As you may be aware, children in Maine are soon heading back into classrooms across the state, and so am I. After the kid’s book I just read I believe I am possibly looking forward to the first days more than our children. This is my book report:
The book I read is The Exceptionally Extraordinary Ordinary First Day of School by Albert Lorenz. The book has a story and it has “Facts.” I must admit that some “facts” in this book had me going over a few memories of my own. I remember seeing the big yellow bus coming down the road and my earlier excitement turned to FEAR! Guess what! According to this book the “fact” about the bus is: “School Bus – A terror filled nightmare on wheels. Where you sit depends on who you are. Life only gets worse from here on out.” (Well, isn’t that a lovely thought.) (All authored in fun, just saying!)

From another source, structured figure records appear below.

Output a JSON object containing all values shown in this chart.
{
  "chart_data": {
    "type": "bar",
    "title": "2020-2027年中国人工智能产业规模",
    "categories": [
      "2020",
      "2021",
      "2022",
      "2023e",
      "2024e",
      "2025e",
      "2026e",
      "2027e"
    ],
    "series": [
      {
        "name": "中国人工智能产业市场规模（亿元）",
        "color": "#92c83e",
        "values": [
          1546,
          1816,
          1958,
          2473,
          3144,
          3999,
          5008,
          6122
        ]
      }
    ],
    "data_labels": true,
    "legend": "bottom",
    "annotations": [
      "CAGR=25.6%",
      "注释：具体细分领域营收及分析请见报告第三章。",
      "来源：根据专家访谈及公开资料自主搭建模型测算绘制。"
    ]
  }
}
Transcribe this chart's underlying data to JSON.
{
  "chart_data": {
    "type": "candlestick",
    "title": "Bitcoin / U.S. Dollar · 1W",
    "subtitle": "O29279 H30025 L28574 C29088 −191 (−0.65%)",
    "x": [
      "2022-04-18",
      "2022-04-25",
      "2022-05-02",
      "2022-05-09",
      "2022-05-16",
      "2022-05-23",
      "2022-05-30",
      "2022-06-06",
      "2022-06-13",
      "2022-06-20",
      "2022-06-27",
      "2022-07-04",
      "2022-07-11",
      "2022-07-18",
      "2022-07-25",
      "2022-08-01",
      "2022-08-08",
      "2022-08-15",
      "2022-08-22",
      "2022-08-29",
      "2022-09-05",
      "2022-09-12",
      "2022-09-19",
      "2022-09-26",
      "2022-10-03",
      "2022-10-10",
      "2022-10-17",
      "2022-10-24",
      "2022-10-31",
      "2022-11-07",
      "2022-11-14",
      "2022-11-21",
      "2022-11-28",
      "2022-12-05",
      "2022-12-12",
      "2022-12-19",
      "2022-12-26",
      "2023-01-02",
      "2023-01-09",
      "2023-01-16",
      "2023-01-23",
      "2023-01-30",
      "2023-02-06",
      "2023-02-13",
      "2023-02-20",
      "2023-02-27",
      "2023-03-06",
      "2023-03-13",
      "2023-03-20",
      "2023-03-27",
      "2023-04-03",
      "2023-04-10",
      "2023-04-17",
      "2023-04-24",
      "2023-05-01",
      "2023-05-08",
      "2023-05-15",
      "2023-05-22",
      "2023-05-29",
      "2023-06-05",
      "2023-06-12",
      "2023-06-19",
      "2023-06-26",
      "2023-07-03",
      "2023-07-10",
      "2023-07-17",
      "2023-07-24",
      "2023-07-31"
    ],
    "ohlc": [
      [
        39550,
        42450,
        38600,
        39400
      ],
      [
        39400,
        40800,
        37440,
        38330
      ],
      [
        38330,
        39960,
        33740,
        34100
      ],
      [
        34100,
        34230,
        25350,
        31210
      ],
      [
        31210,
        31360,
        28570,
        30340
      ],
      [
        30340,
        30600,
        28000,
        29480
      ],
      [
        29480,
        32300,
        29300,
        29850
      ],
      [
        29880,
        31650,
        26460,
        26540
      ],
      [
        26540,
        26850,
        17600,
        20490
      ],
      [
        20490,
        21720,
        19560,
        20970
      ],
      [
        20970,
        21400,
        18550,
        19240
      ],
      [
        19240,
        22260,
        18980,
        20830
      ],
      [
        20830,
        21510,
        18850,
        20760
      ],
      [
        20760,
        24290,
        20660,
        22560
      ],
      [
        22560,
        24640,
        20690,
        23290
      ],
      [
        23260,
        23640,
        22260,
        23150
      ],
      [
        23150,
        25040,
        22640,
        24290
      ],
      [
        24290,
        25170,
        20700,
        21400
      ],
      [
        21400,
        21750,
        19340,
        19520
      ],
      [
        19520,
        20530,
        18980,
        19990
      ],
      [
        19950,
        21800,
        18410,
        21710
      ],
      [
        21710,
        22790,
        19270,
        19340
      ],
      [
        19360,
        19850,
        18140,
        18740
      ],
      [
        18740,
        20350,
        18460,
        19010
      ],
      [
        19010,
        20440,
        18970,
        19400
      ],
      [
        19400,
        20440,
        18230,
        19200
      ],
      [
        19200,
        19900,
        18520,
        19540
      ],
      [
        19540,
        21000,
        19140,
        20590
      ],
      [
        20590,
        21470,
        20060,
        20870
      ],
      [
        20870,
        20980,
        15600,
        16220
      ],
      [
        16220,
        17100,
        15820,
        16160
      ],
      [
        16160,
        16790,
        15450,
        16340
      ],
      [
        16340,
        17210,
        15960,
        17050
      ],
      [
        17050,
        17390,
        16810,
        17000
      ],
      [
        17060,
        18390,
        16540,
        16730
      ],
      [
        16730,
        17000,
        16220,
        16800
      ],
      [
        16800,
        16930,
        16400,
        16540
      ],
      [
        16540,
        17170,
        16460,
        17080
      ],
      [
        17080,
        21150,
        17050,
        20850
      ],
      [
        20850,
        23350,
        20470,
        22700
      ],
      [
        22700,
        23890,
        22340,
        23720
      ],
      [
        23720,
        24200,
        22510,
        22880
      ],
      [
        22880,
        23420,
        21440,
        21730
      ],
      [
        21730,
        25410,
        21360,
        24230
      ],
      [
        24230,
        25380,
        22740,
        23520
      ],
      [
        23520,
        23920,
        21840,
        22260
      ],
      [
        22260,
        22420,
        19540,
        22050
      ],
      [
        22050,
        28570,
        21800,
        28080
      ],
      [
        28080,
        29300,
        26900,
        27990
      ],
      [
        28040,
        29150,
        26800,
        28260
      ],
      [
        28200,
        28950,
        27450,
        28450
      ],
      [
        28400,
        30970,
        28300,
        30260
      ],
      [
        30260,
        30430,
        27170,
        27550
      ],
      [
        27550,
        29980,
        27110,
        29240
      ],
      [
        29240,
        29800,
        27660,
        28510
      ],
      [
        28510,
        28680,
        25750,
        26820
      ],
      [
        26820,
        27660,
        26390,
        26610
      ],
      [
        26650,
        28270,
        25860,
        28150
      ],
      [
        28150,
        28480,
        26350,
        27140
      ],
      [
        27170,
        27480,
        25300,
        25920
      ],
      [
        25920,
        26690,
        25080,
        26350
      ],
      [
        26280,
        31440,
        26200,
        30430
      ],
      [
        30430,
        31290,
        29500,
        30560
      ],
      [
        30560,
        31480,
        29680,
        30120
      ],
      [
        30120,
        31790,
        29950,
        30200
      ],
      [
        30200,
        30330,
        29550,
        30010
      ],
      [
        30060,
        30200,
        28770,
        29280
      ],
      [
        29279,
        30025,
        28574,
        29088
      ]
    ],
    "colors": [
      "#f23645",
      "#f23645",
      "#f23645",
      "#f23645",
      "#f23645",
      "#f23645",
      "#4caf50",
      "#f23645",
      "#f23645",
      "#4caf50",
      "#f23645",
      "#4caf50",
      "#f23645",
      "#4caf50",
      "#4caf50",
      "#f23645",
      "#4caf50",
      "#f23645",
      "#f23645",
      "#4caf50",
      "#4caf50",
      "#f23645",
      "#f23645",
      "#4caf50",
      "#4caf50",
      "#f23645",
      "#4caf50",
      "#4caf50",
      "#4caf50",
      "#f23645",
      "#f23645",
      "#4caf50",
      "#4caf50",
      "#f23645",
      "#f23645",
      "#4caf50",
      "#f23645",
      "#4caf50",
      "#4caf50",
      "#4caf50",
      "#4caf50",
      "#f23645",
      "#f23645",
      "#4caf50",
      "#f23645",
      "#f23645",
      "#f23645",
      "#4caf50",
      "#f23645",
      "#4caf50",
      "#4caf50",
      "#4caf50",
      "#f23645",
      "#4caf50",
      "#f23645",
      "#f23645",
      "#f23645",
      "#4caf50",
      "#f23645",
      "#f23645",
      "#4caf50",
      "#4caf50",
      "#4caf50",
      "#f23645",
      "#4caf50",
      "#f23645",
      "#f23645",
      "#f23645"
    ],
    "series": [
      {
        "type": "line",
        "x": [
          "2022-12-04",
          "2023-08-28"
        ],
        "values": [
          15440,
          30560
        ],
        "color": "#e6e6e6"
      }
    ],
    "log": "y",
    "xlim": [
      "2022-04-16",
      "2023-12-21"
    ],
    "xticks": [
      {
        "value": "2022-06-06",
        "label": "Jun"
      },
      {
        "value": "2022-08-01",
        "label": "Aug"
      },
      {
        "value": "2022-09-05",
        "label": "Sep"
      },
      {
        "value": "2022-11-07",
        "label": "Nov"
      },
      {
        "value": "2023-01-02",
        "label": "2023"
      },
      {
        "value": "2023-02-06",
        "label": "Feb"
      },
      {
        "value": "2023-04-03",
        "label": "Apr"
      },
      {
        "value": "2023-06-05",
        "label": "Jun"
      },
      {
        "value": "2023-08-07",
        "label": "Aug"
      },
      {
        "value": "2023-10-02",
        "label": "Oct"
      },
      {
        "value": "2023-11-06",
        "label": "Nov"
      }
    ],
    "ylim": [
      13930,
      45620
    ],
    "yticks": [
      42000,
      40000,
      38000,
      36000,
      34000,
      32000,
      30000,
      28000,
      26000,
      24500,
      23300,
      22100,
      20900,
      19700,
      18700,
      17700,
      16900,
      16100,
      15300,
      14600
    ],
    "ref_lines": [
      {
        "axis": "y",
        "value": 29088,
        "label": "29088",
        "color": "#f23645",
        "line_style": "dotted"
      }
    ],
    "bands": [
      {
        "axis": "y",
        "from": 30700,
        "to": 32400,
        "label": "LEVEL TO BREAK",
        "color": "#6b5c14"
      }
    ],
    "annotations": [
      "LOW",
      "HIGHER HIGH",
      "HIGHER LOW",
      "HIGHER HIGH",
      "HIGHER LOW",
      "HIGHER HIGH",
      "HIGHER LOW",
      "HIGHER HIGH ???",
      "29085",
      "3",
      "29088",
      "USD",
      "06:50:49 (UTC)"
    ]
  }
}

More Facts: “A Backpack – A place to store squished bananas, sandwich crusts and broken pencils.” (This reminds me of what we called a book bag and a lunch box and we actually carried a book or two.)
The book went on to some more “facts” as follows: Lips – the things on your face that you use to kiss your dog. Nose – The body part that yearns to have your finger in it. Tongue – the licking muscle. Facial Hair – what boys aspire to and girls dread. Teeth – Brush these twice a day or you will wind up like George Washington. He started losing teeth in his 20s and had dentures made from gold, ivory, lead, and animal teeth. (Not wood). Children – small but extremely intelligent humans. Delicious, too. Passing on – A nice way to say “pushing up daisies “or “kicked the bucket” or “eaten!”

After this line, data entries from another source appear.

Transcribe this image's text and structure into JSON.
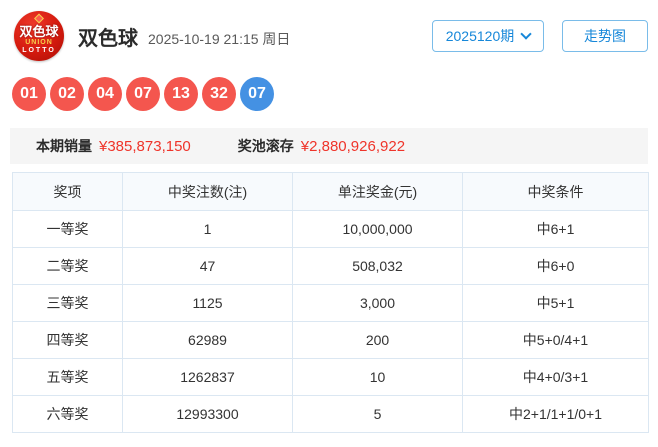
{
  "header": {
    "logo_line1": "双色球",
    "logo_line2": "UNION",
    "logo_line3": "LOTTO",
    "title": "双色球",
    "datetime": "2025-10-19 21:15 周日",
    "issue_select_label": "2025120期",
    "trend_button_label": "走势图"
  },
  "balls": {
    "red": [
      "01",
      "02",
      "04",
      "07",
      "13",
      "32"
    ],
    "blue": [
      "07"
    ]
  },
  "stats": {
    "sales_label": "本期销量",
    "sales_value": "¥385,873,150",
    "pool_label": "奖池滚存",
    "pool_value": "¥2,880,926,922"
  },
  "prize_table": {
    "headers": [
      "奖项",
      "中奖注数(注)",
      "单注奖金(元)",
      "中奖条件"
    ],
    "rows": [
      [
        "一等奖",
        "1",
        "10,000,000",
        "中6+1"
      ],
      [
        "二等奖",
        "47",
        "508,032",
        "中6+0"
      ],
      [
        "三等奖",
        "1125",
        "3,000",
        "中5+1"
      ],
      [
        "四等奖",
        "62989",
        "200",
        "中5+0/4+1"
      ],
      [
        "五等奖",
        "1262837",
        "10",
        "中4+0/3+1"
      ],
      [
        "六等奖",
        "12993300",
        "5",
        "中2+1/1+1/0+1"
      ]
    ]
  },
  "colors": {
    "red_ball": "#f4564e",
    "blue_ball": "#4491e3",
    "accent_blue": "#1687d9",
    "amount_red": "#ef342a",
    "table_border": "#dbe7f2",
    "stats_bg": "#f5f5f5"
  }
}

I have to interrupt all these interesting facts from this book to direct this one to anyone who uses “hair gel” – Check out the ingredients on your bottle. Noble women in medieval England used bird droppings and lizard fat. On purpose!
Can’t you just imagine what a lovely book this is?! I can hear the kids now with all their comments “Oh, gross!, or oh, nasty!” all the while pushing for more “facts.”

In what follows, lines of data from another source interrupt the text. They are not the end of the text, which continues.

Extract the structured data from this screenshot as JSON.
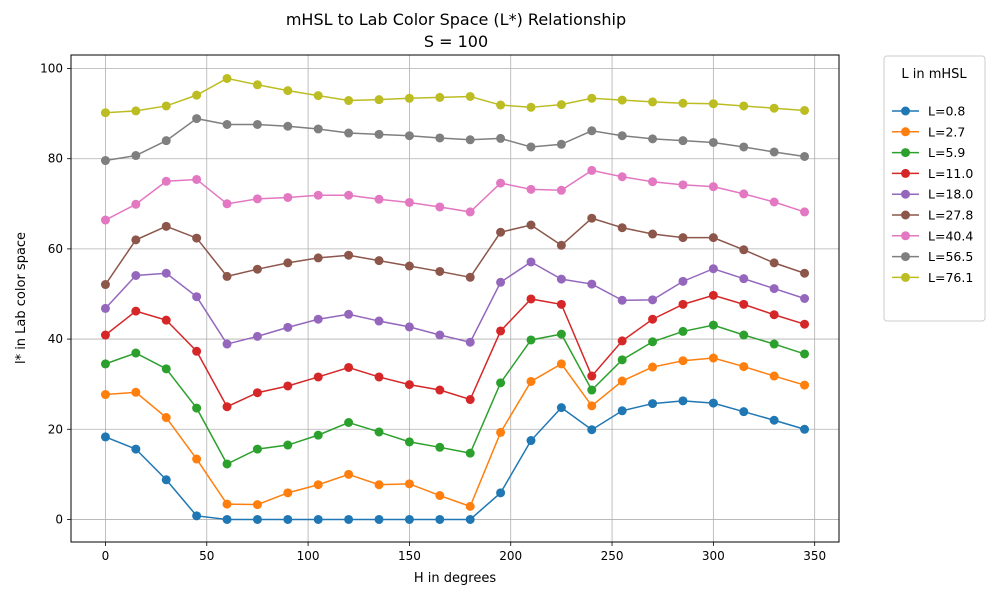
{
  "chart_data": {
    "type": "line",
    "title": "mHSL to Lab Color Space (L*) Relationship",
    "subtitle": "S = 100",
    "xlabel": "H in degrees",
    "ylabel": "l* in Lab color space",
    "xlim": [
      -17,
      362
    ],
    "ylim": [
      -5,
      103
    ],
    "x_ticks": [
      0,
      50,
      100,
      150,
      200,
      250,
      300,
      350
    ],
    "y_ticks": [
      0,
      20,
      40,
      60,
      80,
      100
    ],
    "grid": true,
    "legend_title": "L in mHSL",
    "legend_position": "outside-right",
    "x": [
      0,
      15,
      30,
      45,
      60,
      75,
      90,
      105,
      120,
      135,
      150,
      165,
      180,
      195,
      210,
      225,
      240,
      255,
      270,
      285,
      300,
      315,
      330,
      345
    ],
    "series": [
      {
        "name": "L=0.8",
        "color": "#1f77b4",
        "values": [
          18.3,
          15.6,
          8.8,
          0.8,
          0,
          0,
          0,
          0,
          0,
          0,
          0,
          0,
          0,
          5.9,
          17.5,
          24.8,
          19.9,
          24.1,
          25.7,
          26.3,
          25.8,
          23.9,
          22.0,
          20.0
        ]
      },
      {
        "name": "L=2.7",
        "color": "#ff7f0e",
        "values": [
          27.7,
          28.2,
          22.6,
          13.4,
          3.4,
          3.3,
          5.9,
          7.7,
          10.0,
          7.7,
          7.9,
          5.3,
          2.9,
          19.3,
          30.6,
          34.5,
          25.2,
          30.7,
          33.8,
          35.2,
          35.8,
          33.9,
          31.8,
          29.8
        ]
      },
      {
        "name": "L=5.9",
        "color": "#2ca02c",
        "values": [
          34.5,
          36.9,
          33.4,
          24.7,
          12.3,
          15.6,
          16.5,
          18.7,
          21.5,
          19.4,
          17.2,
          16.0,
          14.7,
          30.3,
          39.8,
          41.1,
          28.7,
          35.4,
          39.4,
          41.7,
          43.1,
          40.9,
          38.9,
          36.7
        ]
      },
      {
        "name": "L=11.0",
        "color": "#d62728",
        "values": [
          40.9,
          46.2,
          44.2,
          37.3,
          25.0,
          28.1,
          29.6,
          31.6,
          33.7,
          31.6,
          29.9,
          28.7,
          26.6,
          41.8,
          48.9,
          47.7,
          31.8,
          39.6,
          44.4,
          47.7,
          49.7,
          47.7,
          45.4,
          43.3
        ]
      },
      {
        "name": "L=18.0",
        "color": "#9467bd",
        "values": [
          46.8,
          54.1,
          54.6,
          49.4,
          38.9,
          40.6,
          42.6,
          44.4,
          45.5,
          44.0,
          42.7,
          40.9,
          39.3,
          52.6,
          57.1,
          53.3,
          52.2,
          48.6,
          48.7,
          52.8,
          55.6,
          53.4,
          51.2,
          49.0
        ]
      },
      {
        "name": "L=27.8",
        "color": "#8c564b",
        "values": [
          52.1,
          62.0,
          65.0,
          62.4,
          53.9,
          55.5,
          56.9,
          58.0,
          58.6,
          57.4,
          56.2,
          55.0,
          53.7,
          63.7,
          65.3,
          60.8,
          66.8,
          64.7,
          63.3,
          62.5,
          62.5,
          59.8,
          56.9,
          54.6
        ]
      },
      {
        "name": "L=40.4",
        "color": "#e377c2",
        "values": [
          66.4,
          69.9,
          75.0,
          75.4,
          70.0,
          71.1,
          71.4,
          71.9,
          71.9,
          71.0,
          70.3,
          69.3,
          68.2,
          74.6,
          73.2,
          73.0,
          77.4,
          76.0,
          74.9,
          74.2,
          73.8,
          72.2,
          70.4,
          68.2
        ]
      },
      {
        "name": "L=56.5",
        "color": "#7f7f7f",
        "values": [
          79.6,
          80.7,
          84.0,
          88.9,
          87.6,
          87.6,
          87.2,
          86.6,
          85.7,
          85.4,
          85.1,
          84.6,
          84.2,
          84.5,
          82.6,
          83.2,
          86.2,
          85.1,
          84.4,
          84.0,
          83.6,
          82.6,
          81.5,
          80.5
        ]
      },
      {
        "name": "L=76.1",
        "color": "#bcbd22",
        "values": [
          90.2,
          90.6,
          91.7,
          94.1,
          97.8,
          96.4,
          95.1,
          94.0,
          92.9,
          93.1,
          93.4,
          93.6,
          93.8,
          91.9,
          91.4,
          92.0,
          93.4,
          93.0,
          92.6,
          92.3,
          92.2,
          91.7,
          91.2,
          90.7
        ]
      }
    ]
  }
}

Some of their critter definitions are:
Frogs – jumping amphibians that eat flies. And that have legs you can eat. Parrots – tropical birds that can learn to talk and are a pirate’s best friend. Flies – there are more than 300,000 kinds. Female houseflies lay 500 to 600 eggs in their lifetime of 30 days. Fish – the only pet your parents might let you have. They don’t bark, yowl or spit up hair balls. Cat – a furry creature that poops in a box.
Okay, so let’s not kill the messenger. I just thought I would pass on thoughts as were noticed by the author Albert Lorenz as he researched his book. Not to worry, as a college instructor told me: Childhood phases don’t usually last long; she just couldn’t promise the next one would be any better!